Tomorrow provides an interesting backdrop for this macro view since the FOMC Minutes will be released at 2 PM EST. Traders expect the word 'accomodation' to show up many times in the minutes, over and over, perhaps an analyst will count them, The market reaction will be interesting if there is very little mention of 'accomodation' and in fact perhaps the Fed had discussed how concerned they are over markets continually reacting to stimulus news like a crack ho reacting to a lit pipe (broad indexes moving up purely on the easy money policies ongoing around the world instead of actual growth). Perhaps the Fed contemplates the end to Operation Twist? Perhaps the Fed does not mention QE3 directly at all? Thus, 2 PM Tuesday is an obvious market pivot point.
Motor Vehicle Sales will hit during the morning, at various times, and markets will react to the numbers. Are folks out there buying new vehicles? Housing and vehicles are the two largest users of copper. Rubber will respond to vehicle numbers and is an important economic indicator. Factory Orders are at 10 AM which will serve as a market pivot point.
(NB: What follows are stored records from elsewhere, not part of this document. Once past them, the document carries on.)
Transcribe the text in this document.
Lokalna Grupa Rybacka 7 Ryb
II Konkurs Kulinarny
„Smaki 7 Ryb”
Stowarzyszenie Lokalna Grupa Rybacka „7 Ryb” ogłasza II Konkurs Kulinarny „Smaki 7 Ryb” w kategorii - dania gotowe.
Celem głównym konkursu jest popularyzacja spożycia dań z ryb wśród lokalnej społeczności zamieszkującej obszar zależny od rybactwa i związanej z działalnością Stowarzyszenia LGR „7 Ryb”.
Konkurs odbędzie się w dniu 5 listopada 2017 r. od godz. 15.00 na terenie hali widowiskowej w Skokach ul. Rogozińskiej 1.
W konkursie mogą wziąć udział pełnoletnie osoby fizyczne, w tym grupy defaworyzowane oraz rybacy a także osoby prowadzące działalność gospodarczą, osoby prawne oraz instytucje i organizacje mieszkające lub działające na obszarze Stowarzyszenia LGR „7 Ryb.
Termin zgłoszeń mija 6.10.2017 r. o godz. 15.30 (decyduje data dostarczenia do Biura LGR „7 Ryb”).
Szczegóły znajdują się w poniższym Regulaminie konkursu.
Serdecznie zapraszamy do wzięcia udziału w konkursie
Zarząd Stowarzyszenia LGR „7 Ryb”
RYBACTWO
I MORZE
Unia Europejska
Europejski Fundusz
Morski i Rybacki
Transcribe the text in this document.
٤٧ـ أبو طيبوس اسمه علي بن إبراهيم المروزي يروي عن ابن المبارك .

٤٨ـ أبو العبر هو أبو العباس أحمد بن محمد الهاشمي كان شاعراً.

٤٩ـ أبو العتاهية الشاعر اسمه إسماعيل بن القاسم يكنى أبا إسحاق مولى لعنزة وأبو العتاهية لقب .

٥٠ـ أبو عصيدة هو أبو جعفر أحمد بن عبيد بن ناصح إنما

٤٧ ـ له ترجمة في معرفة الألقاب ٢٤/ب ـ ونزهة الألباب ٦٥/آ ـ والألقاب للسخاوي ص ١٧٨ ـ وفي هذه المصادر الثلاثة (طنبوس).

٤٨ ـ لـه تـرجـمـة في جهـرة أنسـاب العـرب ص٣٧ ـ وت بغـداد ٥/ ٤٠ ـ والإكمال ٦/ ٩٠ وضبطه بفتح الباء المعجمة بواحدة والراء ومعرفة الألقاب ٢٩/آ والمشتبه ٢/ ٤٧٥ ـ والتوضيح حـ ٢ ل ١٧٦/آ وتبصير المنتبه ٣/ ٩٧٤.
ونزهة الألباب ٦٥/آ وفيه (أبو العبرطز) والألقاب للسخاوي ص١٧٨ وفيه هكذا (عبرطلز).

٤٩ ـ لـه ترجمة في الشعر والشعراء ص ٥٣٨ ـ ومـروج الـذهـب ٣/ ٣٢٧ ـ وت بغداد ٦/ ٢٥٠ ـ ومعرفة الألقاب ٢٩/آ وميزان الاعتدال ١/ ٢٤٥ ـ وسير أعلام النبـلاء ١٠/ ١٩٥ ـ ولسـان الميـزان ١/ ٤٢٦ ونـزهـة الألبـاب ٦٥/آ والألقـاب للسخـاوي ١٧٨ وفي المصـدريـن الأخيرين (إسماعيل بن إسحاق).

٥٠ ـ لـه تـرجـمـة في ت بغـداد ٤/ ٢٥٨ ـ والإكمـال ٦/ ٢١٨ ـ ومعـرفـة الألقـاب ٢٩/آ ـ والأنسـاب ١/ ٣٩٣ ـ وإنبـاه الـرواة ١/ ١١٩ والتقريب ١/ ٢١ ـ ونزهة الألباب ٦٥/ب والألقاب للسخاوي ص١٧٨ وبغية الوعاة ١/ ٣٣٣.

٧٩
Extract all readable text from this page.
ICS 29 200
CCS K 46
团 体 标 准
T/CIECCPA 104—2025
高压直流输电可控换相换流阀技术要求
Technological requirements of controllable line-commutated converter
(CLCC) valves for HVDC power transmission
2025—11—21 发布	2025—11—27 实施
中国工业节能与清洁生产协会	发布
CRB is above 312 and helps the market bulls while UTIL is below 463 helping market bears. The markets will sell off if CRB drops under 312 and the markets will rally if UTIL moves above 463. A strong dollar sends the CRB lower and a weak dollar sends the CRB higher. Also watch JJC 49 and SOX 426.50 as bull-bear lines in the sand. Interestingly, Keystone's SPXA150R Indicator remains under 90 at 89.58 despite the big market up day today. Also the VIX was up with the market up strongly; the VIX should have dropped significantly for the rally.
For the SPX for Thursday, starting at 1419, the bulls need three points in the overnight futures to move back above the 1422 resistance it tested today, and an upside party will result. The bears need to drive the SPX fourteen points lower to drop under 1405 to ignite strong selling, a difficult task but in the realm of possiblity. A move thru 1406-1421 is sideways action. Bears want to see a strong dollar and CRB drop under 312, bulls want to see a weak dollar and UTIL move above 463. Interestingly, today, the SPX was within three points of filling the gap at 1425.
Keybot the Quant, Keystone's algorithm, remains short overnight into Tuesday. If UTIL moves above 463, Keybot will likely flip back to the long side. CRB and UTIL will tell the tale tomorrow.